Tag: second chances

“Earth Blues” by Jimi Hendrix

191. Song No. 2,879: “Earth Blues,” Jimi Hendrix
People, Hell and Angels, 2013
(orig. recorded 1969)

Right out of the gate, within 20 minutes of starting the E’s, this song fucking came out ready to demand the audience it knows it deserves. Even my newfound and shamelessly rabid infatuation with “Earthquakes and Sharks” didn’t come on as hard, fast and early as this gobsmackingly good bit of posthumous Hendrix did.

Loving Hendrix’s stuff always seemed to be more the domain of actual musicians than music fans, so I never developed an early and avid appreciation for him like I did for so many of his contemporaries (the classic rock I was raised on was also very, very white, so). By the time this collection of previously unreleased recordings emerged, though, a lot of enthusiastic aficionados had helped rectify a lot of the glaring gaps in my music taste, and I was ready to dig into a whole bunch of never-before-heard songs and appreciate the bounty we were about to receive.

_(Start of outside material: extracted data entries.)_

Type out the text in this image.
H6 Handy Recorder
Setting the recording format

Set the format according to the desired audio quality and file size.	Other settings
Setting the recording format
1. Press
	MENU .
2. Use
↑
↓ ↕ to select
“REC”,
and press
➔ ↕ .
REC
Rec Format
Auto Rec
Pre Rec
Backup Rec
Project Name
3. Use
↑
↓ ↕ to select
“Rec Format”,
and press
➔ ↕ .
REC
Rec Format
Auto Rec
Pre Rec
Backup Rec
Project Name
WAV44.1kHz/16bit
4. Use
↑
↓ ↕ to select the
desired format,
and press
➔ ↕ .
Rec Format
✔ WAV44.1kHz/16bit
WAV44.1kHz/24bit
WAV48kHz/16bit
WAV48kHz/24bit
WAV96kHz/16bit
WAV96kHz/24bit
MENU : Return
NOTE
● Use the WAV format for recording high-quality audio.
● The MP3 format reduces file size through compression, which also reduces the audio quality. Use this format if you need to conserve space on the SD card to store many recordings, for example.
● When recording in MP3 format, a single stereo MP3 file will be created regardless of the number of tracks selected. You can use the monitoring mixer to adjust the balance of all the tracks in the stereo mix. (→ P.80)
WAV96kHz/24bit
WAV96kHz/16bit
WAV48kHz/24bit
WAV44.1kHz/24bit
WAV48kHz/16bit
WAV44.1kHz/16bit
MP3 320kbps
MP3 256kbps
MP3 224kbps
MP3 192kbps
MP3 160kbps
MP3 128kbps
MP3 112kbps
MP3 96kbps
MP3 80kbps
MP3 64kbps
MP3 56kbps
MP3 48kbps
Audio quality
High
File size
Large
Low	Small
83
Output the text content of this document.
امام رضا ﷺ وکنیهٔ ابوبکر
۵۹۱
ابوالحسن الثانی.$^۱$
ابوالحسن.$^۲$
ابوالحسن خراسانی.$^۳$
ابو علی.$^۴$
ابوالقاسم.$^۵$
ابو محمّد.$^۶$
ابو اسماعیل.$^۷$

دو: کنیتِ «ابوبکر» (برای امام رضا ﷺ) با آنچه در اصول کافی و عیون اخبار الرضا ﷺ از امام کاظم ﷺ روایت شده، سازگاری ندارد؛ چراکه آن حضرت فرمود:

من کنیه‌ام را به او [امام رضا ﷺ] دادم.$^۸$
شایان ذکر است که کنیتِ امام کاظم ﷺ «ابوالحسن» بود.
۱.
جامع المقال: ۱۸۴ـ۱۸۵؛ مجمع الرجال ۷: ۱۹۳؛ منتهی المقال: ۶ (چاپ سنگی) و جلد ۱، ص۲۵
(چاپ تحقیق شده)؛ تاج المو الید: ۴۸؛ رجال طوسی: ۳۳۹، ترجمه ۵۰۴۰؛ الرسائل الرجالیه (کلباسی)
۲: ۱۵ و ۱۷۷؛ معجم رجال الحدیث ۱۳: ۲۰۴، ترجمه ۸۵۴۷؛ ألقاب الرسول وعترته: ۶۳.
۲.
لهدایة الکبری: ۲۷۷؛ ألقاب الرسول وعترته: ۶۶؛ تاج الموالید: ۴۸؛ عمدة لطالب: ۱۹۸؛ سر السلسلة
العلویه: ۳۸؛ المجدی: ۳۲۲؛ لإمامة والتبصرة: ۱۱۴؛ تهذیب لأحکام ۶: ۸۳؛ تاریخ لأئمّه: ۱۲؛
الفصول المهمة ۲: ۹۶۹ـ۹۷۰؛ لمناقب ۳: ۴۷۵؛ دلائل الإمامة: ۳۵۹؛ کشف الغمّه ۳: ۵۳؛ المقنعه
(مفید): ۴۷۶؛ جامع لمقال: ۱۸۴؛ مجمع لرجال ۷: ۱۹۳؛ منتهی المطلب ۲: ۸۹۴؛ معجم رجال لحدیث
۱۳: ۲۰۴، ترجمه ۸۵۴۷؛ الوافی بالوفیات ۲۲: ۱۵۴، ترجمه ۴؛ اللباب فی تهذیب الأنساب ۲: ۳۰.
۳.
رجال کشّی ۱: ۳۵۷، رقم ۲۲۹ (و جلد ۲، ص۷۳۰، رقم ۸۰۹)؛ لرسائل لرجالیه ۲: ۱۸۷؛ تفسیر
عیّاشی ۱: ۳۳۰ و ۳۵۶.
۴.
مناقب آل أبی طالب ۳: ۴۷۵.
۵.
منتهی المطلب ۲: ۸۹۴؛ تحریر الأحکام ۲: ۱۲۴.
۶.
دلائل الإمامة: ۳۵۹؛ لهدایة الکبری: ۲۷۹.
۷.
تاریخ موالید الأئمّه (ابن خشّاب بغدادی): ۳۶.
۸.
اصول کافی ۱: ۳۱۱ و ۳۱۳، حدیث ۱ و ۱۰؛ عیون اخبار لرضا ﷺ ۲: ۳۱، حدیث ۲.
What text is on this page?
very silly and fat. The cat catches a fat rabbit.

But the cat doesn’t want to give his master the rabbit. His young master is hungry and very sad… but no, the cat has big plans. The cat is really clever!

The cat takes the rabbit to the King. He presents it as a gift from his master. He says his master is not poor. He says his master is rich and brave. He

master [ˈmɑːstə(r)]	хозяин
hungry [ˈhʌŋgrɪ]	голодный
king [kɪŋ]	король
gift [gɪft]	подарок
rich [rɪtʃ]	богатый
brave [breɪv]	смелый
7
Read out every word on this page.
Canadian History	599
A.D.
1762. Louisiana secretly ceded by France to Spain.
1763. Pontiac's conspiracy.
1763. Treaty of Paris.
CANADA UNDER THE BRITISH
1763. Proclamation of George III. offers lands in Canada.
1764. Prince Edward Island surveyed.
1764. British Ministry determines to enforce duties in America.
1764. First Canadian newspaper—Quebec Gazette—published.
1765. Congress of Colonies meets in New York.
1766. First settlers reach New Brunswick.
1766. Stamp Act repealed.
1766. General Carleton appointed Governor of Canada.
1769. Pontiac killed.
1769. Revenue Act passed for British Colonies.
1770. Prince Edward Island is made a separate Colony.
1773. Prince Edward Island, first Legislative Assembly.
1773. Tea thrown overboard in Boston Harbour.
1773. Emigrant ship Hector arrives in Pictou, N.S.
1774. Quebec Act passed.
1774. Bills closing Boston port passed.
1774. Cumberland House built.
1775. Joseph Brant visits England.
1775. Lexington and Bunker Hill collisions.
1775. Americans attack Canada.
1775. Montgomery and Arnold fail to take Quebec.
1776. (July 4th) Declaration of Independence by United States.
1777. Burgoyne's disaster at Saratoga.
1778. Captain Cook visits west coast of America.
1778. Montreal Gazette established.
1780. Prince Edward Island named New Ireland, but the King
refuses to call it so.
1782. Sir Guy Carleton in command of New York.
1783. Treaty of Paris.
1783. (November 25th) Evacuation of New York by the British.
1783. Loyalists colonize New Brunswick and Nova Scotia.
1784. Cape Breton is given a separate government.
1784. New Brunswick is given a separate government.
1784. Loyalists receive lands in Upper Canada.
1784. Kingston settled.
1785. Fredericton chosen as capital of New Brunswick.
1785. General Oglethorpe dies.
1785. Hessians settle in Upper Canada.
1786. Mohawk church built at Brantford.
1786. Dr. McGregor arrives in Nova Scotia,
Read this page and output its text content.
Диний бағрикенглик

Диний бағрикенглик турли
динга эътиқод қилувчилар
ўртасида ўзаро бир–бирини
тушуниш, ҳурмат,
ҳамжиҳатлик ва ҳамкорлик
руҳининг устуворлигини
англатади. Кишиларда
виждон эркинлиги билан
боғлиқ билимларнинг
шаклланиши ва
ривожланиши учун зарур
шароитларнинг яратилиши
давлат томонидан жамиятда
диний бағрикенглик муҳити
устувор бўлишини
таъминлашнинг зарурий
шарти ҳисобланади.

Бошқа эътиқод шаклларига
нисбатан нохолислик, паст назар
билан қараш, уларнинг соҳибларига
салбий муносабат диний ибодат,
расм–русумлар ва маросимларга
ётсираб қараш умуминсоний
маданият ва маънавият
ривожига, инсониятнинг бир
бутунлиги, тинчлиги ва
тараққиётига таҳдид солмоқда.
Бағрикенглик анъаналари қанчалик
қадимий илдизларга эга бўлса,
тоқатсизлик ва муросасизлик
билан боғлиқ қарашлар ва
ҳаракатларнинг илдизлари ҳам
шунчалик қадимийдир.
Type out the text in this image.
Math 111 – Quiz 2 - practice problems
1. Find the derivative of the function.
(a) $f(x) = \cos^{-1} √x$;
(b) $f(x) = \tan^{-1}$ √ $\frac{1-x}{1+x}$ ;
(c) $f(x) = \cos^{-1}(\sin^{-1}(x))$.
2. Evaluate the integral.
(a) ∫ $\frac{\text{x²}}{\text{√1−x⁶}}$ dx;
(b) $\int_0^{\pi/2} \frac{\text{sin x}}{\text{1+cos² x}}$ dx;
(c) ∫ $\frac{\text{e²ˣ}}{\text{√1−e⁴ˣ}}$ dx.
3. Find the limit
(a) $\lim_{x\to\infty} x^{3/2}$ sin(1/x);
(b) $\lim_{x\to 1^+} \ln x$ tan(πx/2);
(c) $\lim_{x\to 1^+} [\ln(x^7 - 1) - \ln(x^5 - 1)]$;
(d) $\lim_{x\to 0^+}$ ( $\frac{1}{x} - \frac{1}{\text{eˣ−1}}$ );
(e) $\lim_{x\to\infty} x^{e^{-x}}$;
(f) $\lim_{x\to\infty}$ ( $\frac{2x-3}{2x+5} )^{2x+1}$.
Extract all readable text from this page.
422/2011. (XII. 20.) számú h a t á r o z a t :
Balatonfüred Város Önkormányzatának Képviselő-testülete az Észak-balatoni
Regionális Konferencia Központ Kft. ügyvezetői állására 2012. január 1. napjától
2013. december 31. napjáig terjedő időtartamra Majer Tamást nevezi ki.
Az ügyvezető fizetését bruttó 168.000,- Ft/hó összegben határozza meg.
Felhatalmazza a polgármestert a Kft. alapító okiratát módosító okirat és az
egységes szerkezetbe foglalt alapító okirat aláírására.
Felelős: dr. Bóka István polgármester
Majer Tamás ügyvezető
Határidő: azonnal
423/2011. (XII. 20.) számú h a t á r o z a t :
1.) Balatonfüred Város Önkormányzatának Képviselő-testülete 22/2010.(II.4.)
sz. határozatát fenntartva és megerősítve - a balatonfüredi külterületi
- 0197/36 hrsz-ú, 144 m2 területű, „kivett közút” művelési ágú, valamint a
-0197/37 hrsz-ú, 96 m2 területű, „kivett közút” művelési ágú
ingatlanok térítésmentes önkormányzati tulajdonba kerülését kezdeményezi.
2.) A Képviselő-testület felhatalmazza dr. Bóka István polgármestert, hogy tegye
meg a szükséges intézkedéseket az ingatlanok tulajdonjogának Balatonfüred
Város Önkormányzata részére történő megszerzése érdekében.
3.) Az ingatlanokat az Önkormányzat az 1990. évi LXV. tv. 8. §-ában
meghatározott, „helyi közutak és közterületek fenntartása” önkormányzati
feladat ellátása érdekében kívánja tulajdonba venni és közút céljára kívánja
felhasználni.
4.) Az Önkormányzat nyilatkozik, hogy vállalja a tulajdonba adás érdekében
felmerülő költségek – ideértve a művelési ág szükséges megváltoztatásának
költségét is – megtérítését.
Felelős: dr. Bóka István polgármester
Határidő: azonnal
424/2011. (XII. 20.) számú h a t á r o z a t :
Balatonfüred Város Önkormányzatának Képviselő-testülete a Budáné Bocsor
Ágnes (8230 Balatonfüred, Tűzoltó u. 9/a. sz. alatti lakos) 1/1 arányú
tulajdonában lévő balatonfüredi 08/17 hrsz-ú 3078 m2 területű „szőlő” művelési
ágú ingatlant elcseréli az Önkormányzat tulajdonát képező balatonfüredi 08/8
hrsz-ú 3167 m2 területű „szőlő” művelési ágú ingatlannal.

And obviously it was great and merited a few spins but other music was too tempting to ignore and I completely forgot about this album for years until “Earth Blues” rocked my face off as I went about daily tasks and got sucked into it more and more with every absolutely rapt repeat. Because this song is groovy and catchy and funky as hell but deals one mighty lyrical, spiritual and beleaguered-by-earthly-woes wallop once you stop paying attention to the music at the exclusion of the story it’s trying to tell.

I mean, obviously, we all know that Hendrix was an absolute force of nature but coming face-to-face with it via a lesser-known song that comes screaming out of nowhere is a treat amplified by its unexpected appearance. There is no magic like listening to a song from years before you were born that just pulls the “I didn’t even know music could do that!” right out of you.